I had been thinking of writing something about the state of road safety in the UK for a while now, but it seems that I reached a tipping point yesterday morning…
A man stands in the middle of the road shouting. He is the embodiment of rage. Apoplectic. His overtake was reckless at best. He has narrowly avoided the front row of cyclists as he swung back across the road to avoid the oncoming traffic. The group voices and signals it’s discontent. He then slams on the brakes immediately after overtaking our group of seven. Every name under the sun is used, and then he threatens to use his car as a weapon against us. Fortunately on this occasion his threats were empty.
We had been riding down the Pilgrims Way near Otford and we were two abreast. It is a narrow section of road where I would not be happy to be overtaken even as a single cyclist if there were oncoming traffic, which there often is. So I have to ask the question, when did we reach the point that the lives of others became seemingly so dispensable compared to increasing your journey time by 30 seconds? Sadly, this is not the first time I have pondered this question since returning to the UK cycling scene in the past few months.
I should say at this point, that yes I know what it’s like to have a bad day, and yes I know what it’s like to make a mistake. I have made plenty. My main concern isn’t with the specific events from yesterday’s ride- during which I was going like a sack of spuds for the record. My concern lies with the culture of the clash between motorists and cyclists. You don’t have to cycle for long in London, or spend much time searching on Youtube before the problem presents itself loudly and clearly.

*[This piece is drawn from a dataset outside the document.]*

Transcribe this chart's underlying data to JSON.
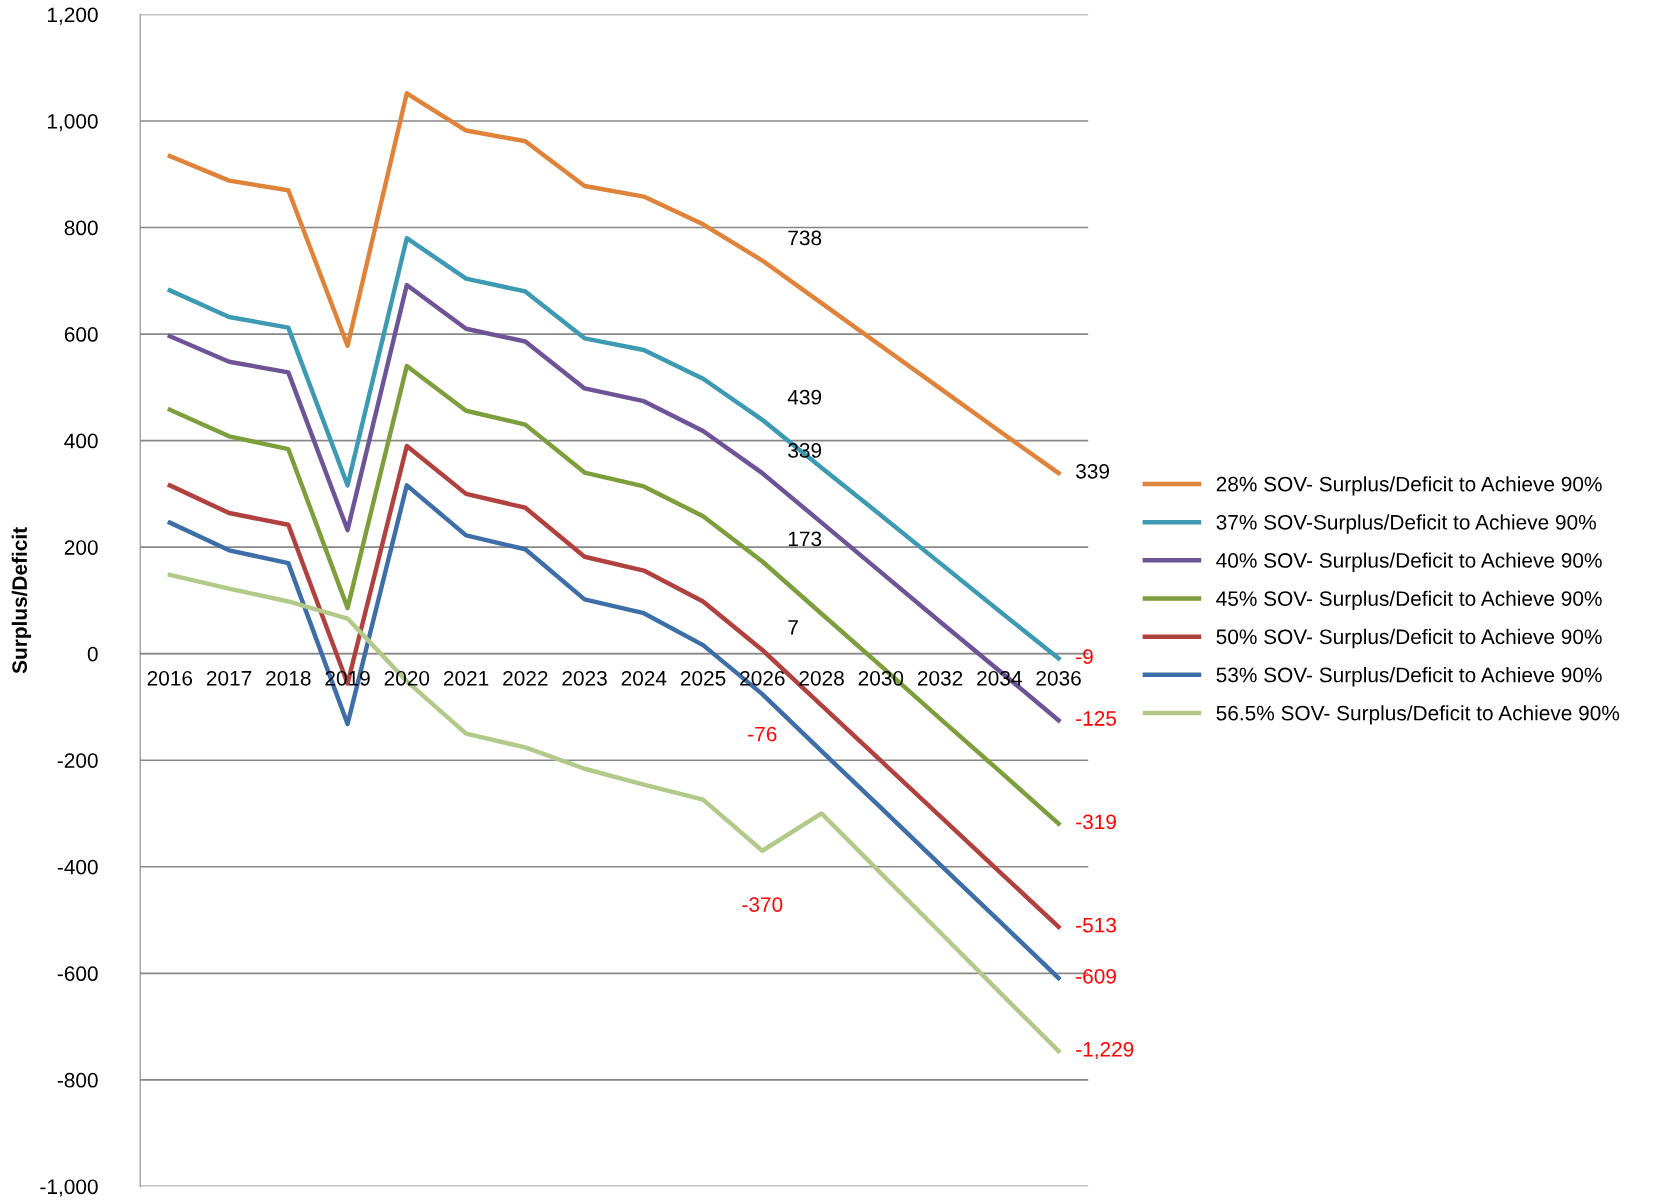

My sister has taken her driving test in the past three years, but apparently the issue of how to drive around cyclists was barely touched upon. She wasn’t sure if cyclists were allowed to cycle two abreast. It is legal, if you weren’t sure either. It feels wrong to me that as the number of riders on the road continues to increase, there is apparently little education or consideration for sharing the road with cyclists (from my sample of one, and my road experience). The figures are not perfect because of the low sample number for cycling journeys in a Department for Transport report from 2014, but they do show that the average distance covered by bicycle has increased from 46 miles to 49 miles per year from 1995 to 2013. On top of this the number of journeys by bicycle in London has increased by 55% in the same time period.
It scares me that I wasn’t especially taken aback by what happened yesterday, ok it’s not the first time someone has yelled in my face, but it means my mind didn’t interpret it as completely abnormal. And therein lies the real problem. I know I’m not the only person worried about this, and there are some great campaigns out there (London Cycling Campaign, THINK Cycling ) but it’s clear we have a way to go.